Baltimore Mayor Brandon M. Scott, along with Baltimore County Executive John Olszewski Jr., recently expressed concerns over the date set for the primary election in April of 2024, citing the fact that it will coincide with Passover. In separate letters addressed to Senate President William Ferguson and Speaker of the House Adrienne Jones, they encouraged the General Assembly to act to reschedule the election so members of the Jewish community will be able to vote without violating Jewish law.
As of Monday, Feb. 27, the presiding officers have acknowledged the mayor’s letter and agreed to work with the State Board of Elections and local election offices to reschedule the election so it does not interfere with Passover, though an exact date has not been set.
For many Jewish people, Passover is a holy period during which working is discouraged. Voting would count as working in that case, so Baltimore-area Jews would be faced with the decision of whether exercising their democratic right to vote is worth disobeying Jewish law.
Not only that, but the April 2024 primary is set to take place in Northwest Baltimore, which houses a large community of Orthodox Jews. Areas like the Pikesville, Owings Mills and the Upper Park Heights neighborhoods boast a significant Orthodox population. According to a 2020 study conducted by Brandeis University’s Cohen Center for Modern Jewish Studies, 21% of Jewish adults in the Baltimore area identify as Orthodox, making them the most common denomination in the area’s Jewish community.
“The mayor has layered his entire administration to see things through a lens of equity,” said Marvin James, Mayor Scott’s senior advisor. “Baltimore would be impacted by having the election on that date because we have a large Orthodox Jewish community, and a large Jewish community, period.”

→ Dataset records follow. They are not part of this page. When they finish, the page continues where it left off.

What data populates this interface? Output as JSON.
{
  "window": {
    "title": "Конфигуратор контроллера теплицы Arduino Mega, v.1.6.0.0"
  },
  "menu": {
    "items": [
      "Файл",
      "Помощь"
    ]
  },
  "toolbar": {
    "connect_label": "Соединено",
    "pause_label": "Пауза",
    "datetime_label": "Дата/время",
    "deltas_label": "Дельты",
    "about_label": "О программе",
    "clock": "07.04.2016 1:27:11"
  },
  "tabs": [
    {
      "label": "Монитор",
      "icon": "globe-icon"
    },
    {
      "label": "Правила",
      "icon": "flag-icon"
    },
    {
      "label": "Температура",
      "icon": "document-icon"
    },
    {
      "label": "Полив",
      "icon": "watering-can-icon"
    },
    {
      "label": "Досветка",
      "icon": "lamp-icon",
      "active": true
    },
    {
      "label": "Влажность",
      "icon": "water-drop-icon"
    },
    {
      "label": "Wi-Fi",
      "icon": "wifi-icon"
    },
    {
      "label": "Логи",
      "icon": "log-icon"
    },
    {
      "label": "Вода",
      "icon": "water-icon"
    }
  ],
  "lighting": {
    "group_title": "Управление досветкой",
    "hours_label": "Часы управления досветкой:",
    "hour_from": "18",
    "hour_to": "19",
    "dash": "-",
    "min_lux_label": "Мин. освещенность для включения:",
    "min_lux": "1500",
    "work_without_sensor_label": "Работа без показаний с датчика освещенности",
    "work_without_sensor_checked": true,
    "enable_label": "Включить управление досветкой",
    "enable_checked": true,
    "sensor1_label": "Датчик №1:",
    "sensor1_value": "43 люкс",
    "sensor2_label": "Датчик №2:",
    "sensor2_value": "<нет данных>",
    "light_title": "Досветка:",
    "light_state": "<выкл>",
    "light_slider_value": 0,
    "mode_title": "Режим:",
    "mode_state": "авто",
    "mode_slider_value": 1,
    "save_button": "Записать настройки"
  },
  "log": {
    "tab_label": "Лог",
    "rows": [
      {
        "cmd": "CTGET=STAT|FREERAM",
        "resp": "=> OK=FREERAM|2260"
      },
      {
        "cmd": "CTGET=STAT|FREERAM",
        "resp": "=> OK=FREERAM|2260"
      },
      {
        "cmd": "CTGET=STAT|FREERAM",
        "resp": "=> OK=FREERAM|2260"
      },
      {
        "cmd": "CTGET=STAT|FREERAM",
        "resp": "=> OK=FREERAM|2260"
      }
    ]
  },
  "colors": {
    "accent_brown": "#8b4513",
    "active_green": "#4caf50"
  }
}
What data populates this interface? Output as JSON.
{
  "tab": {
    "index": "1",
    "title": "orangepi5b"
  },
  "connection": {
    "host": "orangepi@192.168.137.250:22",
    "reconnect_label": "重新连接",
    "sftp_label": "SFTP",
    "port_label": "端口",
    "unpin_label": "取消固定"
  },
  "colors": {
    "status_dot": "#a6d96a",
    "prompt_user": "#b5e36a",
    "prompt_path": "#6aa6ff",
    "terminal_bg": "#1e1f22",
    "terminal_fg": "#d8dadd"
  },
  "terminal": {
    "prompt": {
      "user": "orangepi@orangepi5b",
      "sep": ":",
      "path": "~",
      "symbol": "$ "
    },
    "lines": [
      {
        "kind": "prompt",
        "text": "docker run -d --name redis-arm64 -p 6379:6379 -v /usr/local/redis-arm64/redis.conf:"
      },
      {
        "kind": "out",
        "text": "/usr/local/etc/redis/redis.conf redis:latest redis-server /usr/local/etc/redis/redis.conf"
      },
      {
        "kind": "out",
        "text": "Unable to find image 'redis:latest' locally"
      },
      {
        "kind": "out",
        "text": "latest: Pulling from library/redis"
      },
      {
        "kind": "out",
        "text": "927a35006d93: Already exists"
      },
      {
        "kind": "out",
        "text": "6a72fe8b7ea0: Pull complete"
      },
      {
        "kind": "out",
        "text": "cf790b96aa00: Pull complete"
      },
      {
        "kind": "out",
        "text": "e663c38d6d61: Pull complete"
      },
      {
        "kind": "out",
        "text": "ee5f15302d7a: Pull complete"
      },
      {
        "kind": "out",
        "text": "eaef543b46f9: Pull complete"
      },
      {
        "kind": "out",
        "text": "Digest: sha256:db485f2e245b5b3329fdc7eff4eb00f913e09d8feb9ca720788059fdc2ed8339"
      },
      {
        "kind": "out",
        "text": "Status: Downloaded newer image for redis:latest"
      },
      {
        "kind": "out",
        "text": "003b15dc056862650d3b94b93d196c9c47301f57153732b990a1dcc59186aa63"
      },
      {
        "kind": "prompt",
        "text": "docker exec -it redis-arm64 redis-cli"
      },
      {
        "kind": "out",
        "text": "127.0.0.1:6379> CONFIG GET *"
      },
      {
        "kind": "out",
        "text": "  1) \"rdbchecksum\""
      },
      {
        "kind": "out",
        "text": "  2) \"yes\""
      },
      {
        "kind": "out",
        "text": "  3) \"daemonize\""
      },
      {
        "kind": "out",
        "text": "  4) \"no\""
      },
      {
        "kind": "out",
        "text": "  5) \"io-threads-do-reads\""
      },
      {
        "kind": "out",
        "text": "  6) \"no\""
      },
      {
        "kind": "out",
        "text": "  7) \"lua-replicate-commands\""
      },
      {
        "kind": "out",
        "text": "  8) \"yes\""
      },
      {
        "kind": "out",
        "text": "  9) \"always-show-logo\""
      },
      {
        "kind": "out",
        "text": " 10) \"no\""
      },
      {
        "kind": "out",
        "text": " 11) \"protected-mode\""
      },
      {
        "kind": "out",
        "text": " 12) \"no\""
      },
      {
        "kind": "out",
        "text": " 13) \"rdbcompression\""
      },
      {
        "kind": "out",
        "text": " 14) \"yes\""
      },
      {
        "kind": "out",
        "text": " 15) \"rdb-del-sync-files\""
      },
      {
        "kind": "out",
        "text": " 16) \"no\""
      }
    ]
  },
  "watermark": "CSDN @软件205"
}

James elaborated that religious leaders brought this issue to the mayor’s attention during a monthly city hall meeting, where people representing religious entities in the Baltimore area were able to express their concerns and make suggestions with the aim of making Baltimore a more religiously inclusive community.
“When we became aware of that April conflict, we shared it with some legislators here in Annapolis knowing that it would impact a lot of voters in Baltimore city and Baltimore county,” said Howard Libit, executive director of the Baltimore Jewish Council. “Both the mayor’s office and the county executive’s office realized that this would impact a lot of Jewish voters in their jurisdictions.”
A community this large being unable to vote would be problematic not only for them, but for the primary’s candidates — with a large part of Baltimore’s community being absent from the voting pool due to religious obligations, the election’s results would not fully represent the interests of the city’s population. Libit also noted District 5 councilman Isaac “Yitzy” Schleifer, who is Orthodox himself, and thus would be unable to campaign on Election Day were the date not changed.
Typically, an election’s date cannot be changed without a motion by the General Assembly. Exceptions can be made in the case of a pandemic emergency or the redistricting of voting districts, but in this case, legislative support would be required to reschedule this preplanned date.
James noted that such an occurrence is a rarity, and there have not been many cases of an election coinciding with a religious holiday in the past.
“Elections throughout the state are set by the state board of elections,” he explained. “As someone who is on the political side of things, this day should have been reviewed to see whether or not it meshed with the holy days of any religious groups.”
He added that for the past several years, the Baltimore City primary has taken place in June or July. The 2024 election will be the first time in a while that an election has been set for April.
“On my first day of the administration, I directed every single person to operate with a lens of equity,” Scott said. “Voting is a democratic opportunity that every person should be able to participate in regardless of religion or color. I wrote that letter as someone who truly supports our Jewish community in the city of Baltimore and believes in equal access to the ballot box.”